Martin Winch, a part-time English teacher who had last year been a frequent substitute art teacher at New Urban, pointed out that teachers, students and taxpayers have invested in their campus.

“The proposed move would be the end of New Urban as we know it, and the beginning of something completely different,” Winch said.

District seeks efficiencies

In announcing the proposal last month, district officials acknowledged that moving New Urban’s community would be challenging. If the school board decides to relocate the school, however, district leaders pledge to work with the New Urban community to make the transition as smooth as possible.

“We’re not going to say, ‘Go do this;’ we’re going to say, ‘Let’s build this together.’ Let’s look at all the options and see what’s best for students,” said district spokeswoman Leslie Robinette.

Although there’s a block of currently empty classrooms at Schellenberg, much of the technical equipment there cannot move, and New Urban students would likely have to walk past specialized classrooms. This could actually be great for New Urban students, Robinette added, where technical education teachers could spend some time working with them.

Currently, New Urban students don’t have access to programs at Sabin-Schellenberg, where participating students graduate at a rate exceeding 90 percent, if they take career-tech classes for two or more years. New Urban’s graduation rate has hovered around 30 percent over the past four years, and its current 146 enrollment has never achieved its goal of 200.

“At Schellenberg, the possibilities are limitless in terms of the opportunities for New Urban students,” she said.

Most of the details are yet to be determined over the spring and summer, assuming the school board authorizes a move. The $540,000 in savings would largely come from cutting New Urban’s principal, school secretary and custodial staff.

Although the district expects to save $180,000 by cutting two certified teaching positions as part of the move, it’s still up for discussion where those positions would come from. Depending how integrated staffing becomes, it may be difficult to determine whether those teachers would be “New Urban’s” or “Schellenberg’s.”

Winch hasn’t been alone in suggesting that some New Urban teachers would retire rather than face a “forced” move.
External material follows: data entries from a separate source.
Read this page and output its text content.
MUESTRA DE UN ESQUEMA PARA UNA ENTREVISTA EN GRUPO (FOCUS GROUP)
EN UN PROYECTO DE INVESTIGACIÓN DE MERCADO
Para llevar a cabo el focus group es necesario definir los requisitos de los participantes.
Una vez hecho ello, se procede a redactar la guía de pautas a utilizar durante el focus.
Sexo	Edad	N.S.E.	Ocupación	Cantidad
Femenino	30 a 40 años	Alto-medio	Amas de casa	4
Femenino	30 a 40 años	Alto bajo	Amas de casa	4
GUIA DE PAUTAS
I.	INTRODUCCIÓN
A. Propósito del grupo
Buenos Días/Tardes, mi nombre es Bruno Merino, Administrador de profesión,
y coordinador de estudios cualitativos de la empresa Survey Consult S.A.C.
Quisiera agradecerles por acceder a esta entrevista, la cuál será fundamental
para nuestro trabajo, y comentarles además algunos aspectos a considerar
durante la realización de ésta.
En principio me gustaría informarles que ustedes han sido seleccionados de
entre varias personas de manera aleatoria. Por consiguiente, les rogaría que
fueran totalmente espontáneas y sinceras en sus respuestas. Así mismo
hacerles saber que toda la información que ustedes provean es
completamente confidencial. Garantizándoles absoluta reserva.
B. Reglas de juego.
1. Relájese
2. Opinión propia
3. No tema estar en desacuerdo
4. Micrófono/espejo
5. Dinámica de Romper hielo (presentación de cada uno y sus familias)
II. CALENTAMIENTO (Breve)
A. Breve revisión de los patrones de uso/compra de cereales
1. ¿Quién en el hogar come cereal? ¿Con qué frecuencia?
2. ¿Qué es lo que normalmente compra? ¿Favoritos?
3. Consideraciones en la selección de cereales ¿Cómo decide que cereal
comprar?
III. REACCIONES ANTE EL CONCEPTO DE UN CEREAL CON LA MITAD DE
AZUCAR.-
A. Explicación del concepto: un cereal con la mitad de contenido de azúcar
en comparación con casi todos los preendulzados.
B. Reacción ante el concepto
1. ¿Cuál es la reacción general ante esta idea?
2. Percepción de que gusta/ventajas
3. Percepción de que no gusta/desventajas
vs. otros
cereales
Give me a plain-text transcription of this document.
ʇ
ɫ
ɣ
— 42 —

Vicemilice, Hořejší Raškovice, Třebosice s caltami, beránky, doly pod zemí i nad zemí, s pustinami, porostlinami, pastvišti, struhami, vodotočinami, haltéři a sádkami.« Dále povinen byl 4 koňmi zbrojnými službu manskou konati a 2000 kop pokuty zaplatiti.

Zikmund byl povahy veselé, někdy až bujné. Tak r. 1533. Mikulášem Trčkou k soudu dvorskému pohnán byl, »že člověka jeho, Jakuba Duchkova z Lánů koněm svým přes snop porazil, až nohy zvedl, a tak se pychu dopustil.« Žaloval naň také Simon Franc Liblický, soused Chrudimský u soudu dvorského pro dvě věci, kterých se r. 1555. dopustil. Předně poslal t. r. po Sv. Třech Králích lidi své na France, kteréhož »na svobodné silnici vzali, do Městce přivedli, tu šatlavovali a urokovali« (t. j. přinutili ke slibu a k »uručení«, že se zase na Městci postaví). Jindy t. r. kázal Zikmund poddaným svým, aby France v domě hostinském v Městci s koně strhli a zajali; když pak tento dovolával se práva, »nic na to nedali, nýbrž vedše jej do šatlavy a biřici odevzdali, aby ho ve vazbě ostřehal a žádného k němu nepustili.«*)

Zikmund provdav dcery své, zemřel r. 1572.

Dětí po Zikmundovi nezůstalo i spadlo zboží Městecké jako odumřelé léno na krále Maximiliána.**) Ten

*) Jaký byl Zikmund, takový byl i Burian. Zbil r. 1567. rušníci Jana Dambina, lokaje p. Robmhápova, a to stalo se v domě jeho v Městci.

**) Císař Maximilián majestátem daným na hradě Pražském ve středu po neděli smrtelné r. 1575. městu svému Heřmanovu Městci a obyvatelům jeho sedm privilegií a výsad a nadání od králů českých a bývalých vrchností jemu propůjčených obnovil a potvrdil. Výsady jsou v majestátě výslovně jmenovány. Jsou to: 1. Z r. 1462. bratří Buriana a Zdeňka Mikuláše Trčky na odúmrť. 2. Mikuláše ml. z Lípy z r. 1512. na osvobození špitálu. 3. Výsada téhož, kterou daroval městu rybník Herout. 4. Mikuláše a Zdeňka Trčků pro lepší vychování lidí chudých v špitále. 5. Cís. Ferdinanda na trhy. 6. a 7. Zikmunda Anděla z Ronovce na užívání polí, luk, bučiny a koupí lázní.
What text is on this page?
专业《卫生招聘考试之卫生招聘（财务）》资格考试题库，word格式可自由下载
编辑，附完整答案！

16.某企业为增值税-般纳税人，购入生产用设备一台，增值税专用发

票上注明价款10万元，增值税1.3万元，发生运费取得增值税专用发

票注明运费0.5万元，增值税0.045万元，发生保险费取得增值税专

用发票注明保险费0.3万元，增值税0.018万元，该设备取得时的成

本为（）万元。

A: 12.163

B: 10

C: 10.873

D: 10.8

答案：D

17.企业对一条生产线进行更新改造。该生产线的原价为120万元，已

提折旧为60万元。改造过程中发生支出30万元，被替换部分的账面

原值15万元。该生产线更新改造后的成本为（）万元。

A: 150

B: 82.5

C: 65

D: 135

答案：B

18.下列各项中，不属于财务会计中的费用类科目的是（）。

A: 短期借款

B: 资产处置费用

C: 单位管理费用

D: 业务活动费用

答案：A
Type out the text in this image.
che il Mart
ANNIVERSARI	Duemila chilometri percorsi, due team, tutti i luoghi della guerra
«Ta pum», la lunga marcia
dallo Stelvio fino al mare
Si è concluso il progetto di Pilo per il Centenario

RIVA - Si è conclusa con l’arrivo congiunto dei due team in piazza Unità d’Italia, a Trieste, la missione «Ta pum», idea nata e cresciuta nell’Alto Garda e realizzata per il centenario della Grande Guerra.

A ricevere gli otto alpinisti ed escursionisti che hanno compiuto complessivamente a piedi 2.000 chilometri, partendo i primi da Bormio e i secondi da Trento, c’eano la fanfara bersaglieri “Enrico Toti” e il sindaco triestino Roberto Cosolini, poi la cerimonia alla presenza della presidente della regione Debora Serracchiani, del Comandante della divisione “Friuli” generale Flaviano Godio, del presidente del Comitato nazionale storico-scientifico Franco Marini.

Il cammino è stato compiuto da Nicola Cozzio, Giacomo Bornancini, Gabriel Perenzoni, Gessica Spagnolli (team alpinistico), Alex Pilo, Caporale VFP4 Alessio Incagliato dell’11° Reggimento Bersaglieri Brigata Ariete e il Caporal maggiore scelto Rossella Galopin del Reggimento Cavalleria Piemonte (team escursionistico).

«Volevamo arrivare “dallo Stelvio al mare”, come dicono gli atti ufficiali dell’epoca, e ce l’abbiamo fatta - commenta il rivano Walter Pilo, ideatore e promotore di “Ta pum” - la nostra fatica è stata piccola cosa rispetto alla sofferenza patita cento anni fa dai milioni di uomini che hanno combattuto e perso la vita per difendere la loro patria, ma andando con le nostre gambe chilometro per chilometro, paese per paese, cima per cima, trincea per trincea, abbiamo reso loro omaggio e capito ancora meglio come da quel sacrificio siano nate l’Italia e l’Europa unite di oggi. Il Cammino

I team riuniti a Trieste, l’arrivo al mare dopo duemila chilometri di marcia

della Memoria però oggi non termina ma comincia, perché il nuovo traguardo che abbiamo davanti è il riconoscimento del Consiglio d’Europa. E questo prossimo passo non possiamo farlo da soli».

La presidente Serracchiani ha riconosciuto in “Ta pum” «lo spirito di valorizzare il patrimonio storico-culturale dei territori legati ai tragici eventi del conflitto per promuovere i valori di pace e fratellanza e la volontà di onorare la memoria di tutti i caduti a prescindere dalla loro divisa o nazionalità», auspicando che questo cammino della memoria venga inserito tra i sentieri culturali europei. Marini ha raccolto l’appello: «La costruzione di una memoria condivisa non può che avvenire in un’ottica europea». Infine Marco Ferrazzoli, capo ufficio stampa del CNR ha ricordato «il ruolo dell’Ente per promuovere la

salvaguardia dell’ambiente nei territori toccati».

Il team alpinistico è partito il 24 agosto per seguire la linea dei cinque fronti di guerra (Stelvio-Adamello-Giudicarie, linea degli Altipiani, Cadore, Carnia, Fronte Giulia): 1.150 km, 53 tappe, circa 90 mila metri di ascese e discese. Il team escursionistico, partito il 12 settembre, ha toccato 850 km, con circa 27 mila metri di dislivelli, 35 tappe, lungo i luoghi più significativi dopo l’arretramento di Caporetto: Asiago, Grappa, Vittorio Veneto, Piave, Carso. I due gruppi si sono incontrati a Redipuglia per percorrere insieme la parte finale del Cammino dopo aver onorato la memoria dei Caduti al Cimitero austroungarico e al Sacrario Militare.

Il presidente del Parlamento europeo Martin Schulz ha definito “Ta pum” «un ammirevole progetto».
“It would be a devastating step back in the growth of such a wonderful school,” he said. “If you choose to switch locations, you’re not just cutting jobs of several wonderful teachers, you’re taking away the value of what so many staff and students, like me, have worked for.”

Oak Grove community

At the location on Johnson Road, New Urban wasn’t involved with the community as much, Woolf remembered from her days as a student there. She worries that New Urban would lose its alliances with the Oak Grove community, which the school relies on because of budget cuts.

“At the Sabin-Schellenberg location, it was difficult to prove to the community that this isn’t just a school full of problem kids,” she said. “New Urban is full of kids that need a different opportunity and access to the resources to help them be successful. Our attentive staff recognized that.”

Seniors complete internships with local businesses, and many students help with Oak Grove events, including a weekend outdoor market.

“Obviously, we can’t take this community to the new location,” Winch said.

Since district budget is calculated based on enrollment, New Urban community members are raising the specter of the school board’s decision backfiring. If New Urban students leave the North Clackamas School District, the district could lose more than they propose to save.

Robinette sees no reason that students wouldn’t be able to continue their involvement in the community with New Urban’s Youth Take Action class through canned food drives, picking up trash on Oak Grove Boulevard, volunteering at local schools and other community work. Also, she said, the Sabin-Schellenberg Center partners with businesses throughout Clackamas County and would work to maintain relationships with Oak Grove businesses that help students transition to life post-graduation.